Quarter 2 Reviews- 010 Police Procedural- New


010 Police Procedural – New 

I was extremely impressed by Mark Lawson’s adaptation of Polish detective story bestseller Rage, very topical and with wonderfully idiosyncratic characters.  While the drama revolves around the traditionally high incidences of domestic violence in Poland, it is still told from the point of view of a male detective, the self-absorbed, sarcastic, insightful womanizer Teodor Szacki (Bryan Dick)—hence its thought-provoking, ambiguous message.
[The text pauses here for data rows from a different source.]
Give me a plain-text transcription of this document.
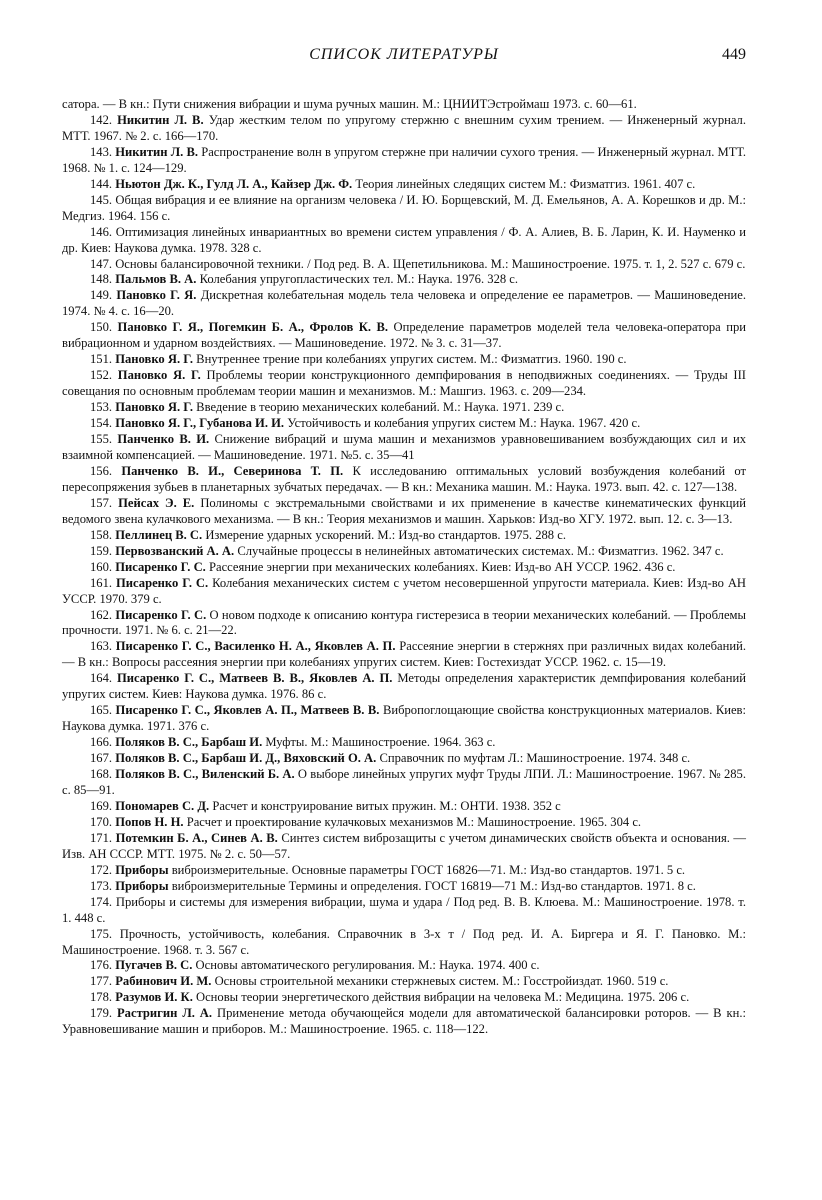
СПИСОК ЛИТЕРАТУРЫ	449

сатора. — В кн.: Пути снижения вибрации и шума ручных машин. М.: ЦНИИТЭстроймаш 1973. с. 60—61.

142. Никитин Л. В. Удар жестким телом по упругому стержню с внешним сухим трением. — Инженерный журнал. МТТ. 1967. № 2. с. 166—170.

143. Никитин Л. В. Распространение волн в упругом стержне при наличии сухого трения. — Инженерный журнал. МТТ. 1968. № 1. с. 124—129.

144. Ньютон Дж. К., Гулд Л. А., Кайзер Дж. Ф. Теория линейных следящих систем М.: Физматгиз. 1961. 407 с.

145. Общая вибрация и ее влияние на организм человека / И. Ю. Борщевский, М. Д. Емельянов, А. А. Корешков и др. М.: Медгиз. 1964. 156 с.

146. Оптимизация линейных инвариантных во времени систем управления / Ф. А. Алиев, В. Б. Ларин, К. И. Науменко и др. Киев: Наукова думка. 1978. 328 с.

147. Основы балансировочной техники. / Под ред. В. А. Щепетильникова. М.: Машиностроение. 1975. т. 1, 2. 527 с. 679 с.

148. Пальмов В. А. Колебания упругопластических тел. М.: Наука. 1976. 328 с.

149. Пановко Г. Я. Дискретная колебательная модель тела человека и определение ее параметров. — Машиноведение. 1974. № 4. с. 16—20.

150. Пановко Г. Я., Погемкин Б. А., Фролов К. В. Определение параметров моделей тела человека-оператора при вибрационном и ударном воздействиях. — Машиноведение. 1972. № 3. с. 31—37.

151. Пановко Я. Г. Внутреннее трение при колебаниях упругих систем. М.: Физматгиз. 1960. 190 с.

152. Пановко Я. Г. Проблемы теории конструкционного демпфирования в неподвижных соединениях. — Труды III совещания по основным проблемам теории машин и механизмов. М.: Машгиз. 1963. с. 209—234.

153. Пановко Я. Г. Введение в теорию механических колебаний. М.: Наука. 1971. 239 с.

154. Пановко Я. Г., Губанова И. И. Устойчивость и колебания упругих систем М.: Наука. 1967. 420 с.

155. Панченко В. И. Снижение вибраций и шума машин и механизмов уравновешиванием возбуждающих сил и их взаимной компенсацией. — Машиноведение. 1971. №5. с. 35—41

156. Панченко В. И., Северинова Т. П. К исследованию оптимальных условий возбуждения колебаний от пересопряжения зубьев в планетарных зубчатых передачах. — В кн.: Механика машин. М.: Наука. 1973. вып. 42. с. 127—138.

157. Пейсах Э. Е. Полиномы с экстремальными свойствами и их применение в качестве кинематических функций ведомого звена кулачкового механизма. — В кн.: Теория механизмов и машин. Харьков: Изд-во ХГУ. 1972. вып. 12. с. 3—13.

158. Пеллинец В. С. Измерение ударных ускорений. М.: Изд-во стандартов. 1975. 288 с.

159. Первозванский А. А. Случайные процессы в нелинейных автоматических системах. М.: Физматгиз. 1962. 347 с.

160. Писаренко Г. С. Рассеяние энергии при механических колебаниях. Киев: Изд-во АН УССР. 1962. 436 с.

161. Писаренко Г. С. Колебания механических систем с учетом несовершенной упругости материала. Киев: Изд-во АН УССР. 1970. 379 с.

162. Писаренко Г. С. О новом подходе к описанию контура гистерезиса в теории механических колебаний. — Проблемы прочности. 1971. № 6. с. 21—22.

163. Писаренко Г. С., Василенко Н. А., Яковлев А. П. Рассеяние энергии в стержнях при различных видах колебаний. — В кн.: Вопросы рассеяния энергии при колебаниях упругих систем. Киев: Гостехиздат УССР. 1962. с. 15—19.

164. Писаренко Г. С., Матвеев В. В., Яковлев А. П. Методы определения характеристик демпфирования колебаний упругих систем. Киев: Наукова думка. 1976. 86 с.

165. Писаренко Г. С., Яковлев А. П., Матвеев В. В. Вибропоглощающие свойства конструкционных материалов. Киев: Наукова думка. 1971. 376 с.

166. Поляков В. С., Барбаш И. Муфты. М.: Машиностроение. 1964. 363 с.

167. Поляков В. С., Барбаш И. Д., Вяховский О. А. Справочник по муфтам Л.: Машиностроение. 1974. 348 с.

168. Поляков В. С., Виленский Б. А. О выборе линейных упругих муфт Труды ЛПИ. Л.: Машиностроение. 1967. № 285. с. 85—91.

169. Пономарев С. Д. Расчет и конструирование витых пружин. М.: ОНТИ. 1938. 352 с

170. Попов Н. Н. Расчет и проектирование кулачковых механизмов М.: Машиностроение. 1965. 304 с.

171. Потемкин Б. А., Синев А. В. Синтез систем виброзащиты с учетом динамических свойств объекта и основания. — Изв. АН СССР. МТТ. 1975. № 2. с. 50—57.

172. Приборы виброизмерительные. Основные параметры ГОСТ 16826—71. М.: Изд-во стандартов. 1971. 5 с.

173. Приборы виброизмерительные Термины и определения. ГОСТ 16819—71 М.: Изд-во стандартов. 1971. 8 с.

174. Приборы и системы для измерения вибрации, шума и удара / Под ред. В. В. Клюева. М.: Машиностроение. 1978. т. 1. 448 с.

175. Прочность, устойчивость, колебания. Справочник в 3-х т / Под ред. И. А. Биргера и Я. Г. Пановко. М.: Машиностроение. 1968. т. 3. 567 с.

176. Пугачев В. С. Основы автоматического регулирования. М.: Наука. 1974. 400 с.

177. Рабинович И. М. Основы строительной механики стержневых систем. М.: Госстройиздат. 1960. 519 с.

178. Разумов И. К. Основы теории энергетического действия вибрации на человека М.: Медицина. 1975. 206 с.

179. Растригин Л. А. Применение метода обучающейся модели для автоматической балансировки роторов. — В кн.: Уравновешивание машин и приборов. М.: Машиностроение. 1965. с. 118—122.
Teo has moved from posting to posting, restless and seemingly unhappy about the state of justice in Poland.  While in Warsaw, his boss was “Russian feminazi” Olga Kuzniecow (Alexandra Mathie).  She is his boss once again in Olmsted.  Teo’s live-in girlfriend, the much younger Klara (Rachel Austin), followed him from Warsaw and is furious when he breaks up with her, seemingly so his teenage daughter, Hela (Caitlin Ward), can move in with him temporarily while her mother is pursuing scholarly study in the US.  Despite Teo’s general likeability, the way he misunderstands women and his failure as a parent make him deeply flawed.  Case in point, he fails to take the domestic abuse report of Maria K (Claire Benedict) seriously, an error that comes back to haunt him.  Along with all these great characters, the gruesomeness of the crime is horrifying and intriguing.  A body is found in an underground bunker and immediately dismissed as a German.  However, not only is the skeleton remarkably complete, the way the flesh has been stripped from the bones is suspect.  Eventually, Teo’s pathologist uncovers the fact that the person was melted alive using lye crystals activating by his sweat and tears.  A sinister conspiracy arises.  It’s a really thought-provoking mystery.  The original novel was by Zygmunt Miloszewski.  This production also starred Jonathan Keeble, Mina Anwar, Olwen May, Isabel Thompson, Georgia Devain, Tamsin Wickremeratne, Ryley Nixon, and Beatrice Webb.  It was directed by Polly Thomson, produced by Eloise Whitmore, executed produced by John Dryden, and was a Naked production.